La moitié des répondant·es (50 %) ont déclaré avoir eu besoin d’aménagements 3 au moment de leur retour au travail. 40 % d’entre eux n’ont bénéficié d’aucun aménagement du travail, bien qu’il·elles en auraient eu besoin. La figure 2 (ci-contre) montre la différence entre les aménagements souhaités (barres vertes) et obtenus (barres bleues). La réduction du nombre d’heures de travail est l’aménagement le plus facile à obtenir (obtenu par 64 % des personnes qui souhaitaient cette adaptation), alors qu’un meilleur accompagnement et suivi de la part du supérieur hiérarchique est l’aménagement le plus difficile à obtenir (obtenu par seulement 30 %). Parmi les raisons pour lesquelles les répondants n’ont pas reçu les aménagements souhaités, on retrouve le fait que c’est difficile pour l’organisation du travail (37 %), que les aménagements ne sont pas compatibles avec le travail effectué (32 %), ou le manque de compréhension et de volonté de changement ou la rigidité de la part de l’employeur (12 %). Dans 29 % des cas, les répondant·es n’ont pas reçu d’explications sur la raison pour laquelle l’aménagement n’a pas été implémenté.
Conclusion
Vivre en incapacité de travail ne va pas de soi. Bien au contraire. C’est devoir vivre avec des moyens restreints tout en faisant face à la maladie et à ses conséquences. Les répondant·es à notre enquête ne demandent pas qu’on s’apitoie sur leur sort. Ce qui leur manque, ce n’est pas la motivation à travailler, mais bien la capacité à effectuer leurs tâches professionnelles. Nombreux·ses sont ceux·celles, quand il·elles le peuvent, qui prennent d’ailleurs des initiatives en ce sens, cherchent des informations, souhaitent des aménagements de leur travail, etc. Mais il·elles nous disent aussi qu’il faut faire cela au bon moment, quand on a récupéré. Cela peut paraitre évident, mais se soigner, guérir, se reconstruire demande du temps.
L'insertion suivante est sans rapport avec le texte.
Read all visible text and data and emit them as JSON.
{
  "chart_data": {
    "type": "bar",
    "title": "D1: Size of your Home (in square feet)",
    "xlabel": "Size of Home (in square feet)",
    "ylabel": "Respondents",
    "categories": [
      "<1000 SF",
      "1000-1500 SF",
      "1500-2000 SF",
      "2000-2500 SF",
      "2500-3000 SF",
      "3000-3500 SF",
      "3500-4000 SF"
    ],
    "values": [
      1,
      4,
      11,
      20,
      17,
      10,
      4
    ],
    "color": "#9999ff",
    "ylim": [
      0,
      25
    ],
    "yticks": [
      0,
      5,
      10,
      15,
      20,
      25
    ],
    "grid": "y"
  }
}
La patience doit être de mise et cette recommandation vaut pour la société entière : prendre le temps de surmonter une incapacité de travail, qui parfois se prolonge, ce n’est pas faire preuve de fainéantise, c’est un processus qui peut être compliqué (avec des allers et retours), qui prend du temps et qui ne se fait pas sous pression.
Les résultats complets de cette enquête, ainsi que les recommandations sont disponibles sur : https://www.mc.be/media/Incapacite%20de%20travail_CM-info%20284-FR_aangepast_tcm100-70546.pdf
2. Par exemple, la situation professionnelle est considérée comme étant à l’origine de l’incapacité par 90 % des répondant·es souffrant de burn-out et par 69 % de celles et ceux souffrant d’une affection psychique, alors que cette proportion n’est que de 14 % pour les répondant·es atteint·es de cancer.